In a passionate tirade on WLS, John Bolton said: “Number one, this man is a liar. He took an oath to keep the secrets that were shared with him so he could do his job.

“Number two, he lied because he thinks he’s smarter and has a higher morality than the rest of us… that he can see clearer than other 299-million 999-thousand 999 of us, and therefore he can do what he wants. I say that is the worst form of treason.”

Edward Snowden could face decades in jail if he is extradited from Hong Kong, said Mark Zaid, a lawyer who represents whistleblowers.

According to The Daily Beast, Edward Snowden was already being hunted by government officials even before last week’s explosive news stories triggered shockwaves across the globe.

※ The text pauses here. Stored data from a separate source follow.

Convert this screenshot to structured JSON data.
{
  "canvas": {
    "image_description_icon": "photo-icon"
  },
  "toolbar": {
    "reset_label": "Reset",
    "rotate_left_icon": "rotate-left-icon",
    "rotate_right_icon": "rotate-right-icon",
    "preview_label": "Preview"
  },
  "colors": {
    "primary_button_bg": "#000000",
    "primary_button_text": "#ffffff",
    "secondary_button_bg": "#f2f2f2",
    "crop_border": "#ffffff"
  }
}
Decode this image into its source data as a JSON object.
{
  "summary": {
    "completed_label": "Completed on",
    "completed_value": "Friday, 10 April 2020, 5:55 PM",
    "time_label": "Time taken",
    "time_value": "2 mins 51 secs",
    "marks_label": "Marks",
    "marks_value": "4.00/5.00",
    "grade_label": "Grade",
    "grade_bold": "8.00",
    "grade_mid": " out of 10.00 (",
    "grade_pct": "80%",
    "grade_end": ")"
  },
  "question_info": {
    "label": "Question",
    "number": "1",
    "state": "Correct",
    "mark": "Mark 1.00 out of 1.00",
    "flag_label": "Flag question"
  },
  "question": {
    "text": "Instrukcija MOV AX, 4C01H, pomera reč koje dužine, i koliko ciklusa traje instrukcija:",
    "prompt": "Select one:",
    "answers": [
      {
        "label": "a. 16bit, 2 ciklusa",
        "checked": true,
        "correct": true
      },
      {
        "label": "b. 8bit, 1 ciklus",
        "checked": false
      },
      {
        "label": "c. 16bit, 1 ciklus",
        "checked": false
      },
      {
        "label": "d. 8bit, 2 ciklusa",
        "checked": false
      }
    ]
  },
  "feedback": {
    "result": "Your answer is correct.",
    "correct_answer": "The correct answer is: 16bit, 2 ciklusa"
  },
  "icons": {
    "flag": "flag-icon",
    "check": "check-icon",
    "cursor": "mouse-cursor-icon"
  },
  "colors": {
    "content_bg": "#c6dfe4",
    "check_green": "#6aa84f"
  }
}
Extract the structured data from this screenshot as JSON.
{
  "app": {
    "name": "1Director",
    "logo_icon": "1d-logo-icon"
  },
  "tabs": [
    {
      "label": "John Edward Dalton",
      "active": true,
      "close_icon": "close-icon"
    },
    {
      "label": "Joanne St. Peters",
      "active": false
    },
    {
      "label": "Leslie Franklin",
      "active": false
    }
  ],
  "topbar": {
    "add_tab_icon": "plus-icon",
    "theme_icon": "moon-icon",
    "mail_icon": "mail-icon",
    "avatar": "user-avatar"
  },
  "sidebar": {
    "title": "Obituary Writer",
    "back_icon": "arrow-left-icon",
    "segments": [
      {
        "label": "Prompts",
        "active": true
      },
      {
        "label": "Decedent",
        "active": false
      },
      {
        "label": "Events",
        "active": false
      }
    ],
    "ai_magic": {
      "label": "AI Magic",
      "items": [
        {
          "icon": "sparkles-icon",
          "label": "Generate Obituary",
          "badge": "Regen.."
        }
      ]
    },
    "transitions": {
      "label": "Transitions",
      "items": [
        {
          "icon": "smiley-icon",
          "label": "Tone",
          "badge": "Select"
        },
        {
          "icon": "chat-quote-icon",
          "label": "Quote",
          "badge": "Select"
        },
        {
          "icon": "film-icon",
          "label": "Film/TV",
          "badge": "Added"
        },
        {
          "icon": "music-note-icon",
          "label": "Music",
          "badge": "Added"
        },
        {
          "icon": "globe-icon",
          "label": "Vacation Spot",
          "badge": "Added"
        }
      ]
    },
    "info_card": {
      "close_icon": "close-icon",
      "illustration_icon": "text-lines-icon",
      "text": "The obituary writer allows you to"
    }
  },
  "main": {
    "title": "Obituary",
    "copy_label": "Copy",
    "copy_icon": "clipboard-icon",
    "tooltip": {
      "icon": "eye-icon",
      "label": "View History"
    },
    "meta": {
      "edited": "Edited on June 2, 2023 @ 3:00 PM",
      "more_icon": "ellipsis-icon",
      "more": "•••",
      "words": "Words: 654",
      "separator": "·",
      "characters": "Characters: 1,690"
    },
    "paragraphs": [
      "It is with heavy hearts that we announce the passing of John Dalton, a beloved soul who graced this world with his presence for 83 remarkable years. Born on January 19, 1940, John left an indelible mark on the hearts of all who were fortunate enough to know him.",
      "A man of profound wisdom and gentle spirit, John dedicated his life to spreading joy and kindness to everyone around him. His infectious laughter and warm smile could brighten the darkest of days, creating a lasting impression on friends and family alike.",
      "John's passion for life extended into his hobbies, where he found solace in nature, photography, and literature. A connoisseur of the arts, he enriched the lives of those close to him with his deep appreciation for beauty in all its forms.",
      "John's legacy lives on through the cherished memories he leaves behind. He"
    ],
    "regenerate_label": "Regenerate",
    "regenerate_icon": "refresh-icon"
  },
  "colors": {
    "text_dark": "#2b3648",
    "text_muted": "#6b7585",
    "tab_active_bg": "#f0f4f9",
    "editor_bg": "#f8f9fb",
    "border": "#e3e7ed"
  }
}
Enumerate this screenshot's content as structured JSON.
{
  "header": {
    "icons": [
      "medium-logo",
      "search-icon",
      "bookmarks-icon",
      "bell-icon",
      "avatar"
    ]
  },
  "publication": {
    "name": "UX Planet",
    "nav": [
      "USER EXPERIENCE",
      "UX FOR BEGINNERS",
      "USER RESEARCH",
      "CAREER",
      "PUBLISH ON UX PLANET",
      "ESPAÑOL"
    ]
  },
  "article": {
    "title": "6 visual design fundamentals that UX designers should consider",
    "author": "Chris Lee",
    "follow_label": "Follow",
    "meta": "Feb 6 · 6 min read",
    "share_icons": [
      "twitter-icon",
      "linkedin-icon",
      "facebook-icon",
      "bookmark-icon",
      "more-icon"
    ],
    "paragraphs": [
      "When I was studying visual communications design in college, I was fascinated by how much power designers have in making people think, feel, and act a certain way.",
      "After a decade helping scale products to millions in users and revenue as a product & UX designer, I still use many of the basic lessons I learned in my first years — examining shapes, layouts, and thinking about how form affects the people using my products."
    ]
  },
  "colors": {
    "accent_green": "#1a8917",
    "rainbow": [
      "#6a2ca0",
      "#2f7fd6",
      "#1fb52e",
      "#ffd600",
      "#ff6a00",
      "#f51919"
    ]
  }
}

The Daily Beast’s sources, former U.S. intelligence officers, said the agents trailing Edward Snowden work for the Associate Directorate for Security and Counterintelligence, or “the Q Group”. The same group are more urgently searching for the whistleblower now.

The directorate in effect is the National Security Agency’s internal police force. The group monitor the NSA’s staff and contractors for unusual behavior that may pose an intelligence risk, the Beast writes.

The whistleblower, who earned $200,000 a year, exposed chilling details of how the covert agency, based in Maryland, gathers private information from Americans and others around the world using a program called PRISM.

Revealing why he blew the whistle Edward Snowden said on Sunday: “I do not want to live in a world where everything I do and say is recorded. That is not something I am willing to support or live under.”

On Monday, Daniel Ellsberg, who leaked the Pentagon Papers in 1971, hailed Edward Snowden a hero for fighting back against the government’s invasion of privacy.

“I think there has not been a more significant or helpful leak or unauthorized disclosure in American history ever than what Edward Snowden shared with The Guardian about the NSA — and that definitely includes the Pentagon Papers,” Daniel Ellsberg told The Daily Beast.

Edward Snowden spoke to The Guardian and Washington Post newspapers from a room in Hong Kong’s five star Mira Hotel, located in the Tsim Sha Tsui neighborhood just across the harbor from the mainland.